Pod Disruption Budgets: Availability Guarantees in Kubernetes
Guaranteeing application availability is a key goal for most Kubernetes workloads. However, it’s also important to be able to perform routine maintenance tasks, such as draining nodes or upgrading a cluster control plane - events that could potentially disrupt application availability by causing Pods to go down.
Fortunately, Kubernetes offers a feature to help safeguard against this risk. It’s called Pod disruption budgets, and it makes it possible to ensure that a fixed number of Pods will remain available in the event of planned or voluntary disruptions to your Kubernetes cluster’s state. Read on for details as we explain how Pod disruption budgets work in Kubernetes, why they’re valuable, and how to use them to greatest effect.
.png)
What is a Pod disruption budget in Kubernetes?
In Kubernetes, a Pod disruption budget (PDB) is a type of resource that restricts the number of Pod replicas that can be taken down during a voluntary disruption event.
A voluntary disruption event means a change that a cluster administrator deliberately applies - such as draining a node of Pods or upgrading the Kubernetes control plane software. With a Pod disruption budget in place, Kubernetes will automatically keep a certain number of Pods running within a replicated application during a voluntary disruption event. In this way, the application will remain available to users.

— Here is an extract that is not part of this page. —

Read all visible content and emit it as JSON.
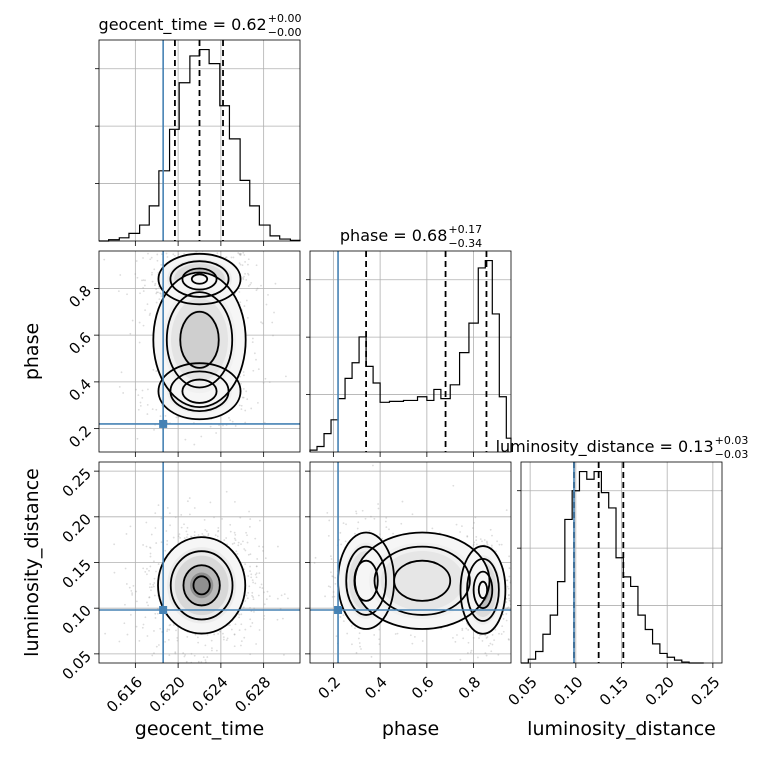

Importantly, Pod disruption budgets don’t guarantee application availability during involuntary disruption events, such as an unexpected node failure. Kubernetes can’t magically keep Pods running if part of your cluster goes down without warning. But it can keep Pods available when it has the ability to plan ahead as part of a voluntary disruption event.
PDBs don’t exist by default in Kubernetes. Admins have to create them manually for any workloads whose availability they want to guarantee during voluntary disruption events.
Pod disruption budgets vs. autoscaling, deployments, and maintenance
Pod disruption budgets completing autoscaling, deployments, and maintenance, but they’re not the same thing:
- Autoscaling is a way to modify the number of Pod replicas or to change resource allocations in response to fluctuations in application load. Autoscaling also helps maintain application availability, but it does so when application demand changes, not in response to voluntary disruptions.
- Deployments are a common way of running an application in Kubernetes. Deployments can define a specific number of Pod replicas. The job of Pod disruption budgets is to define how much disruption to the defined replicas can occur, but the replicas themselves are still managed by a deployment.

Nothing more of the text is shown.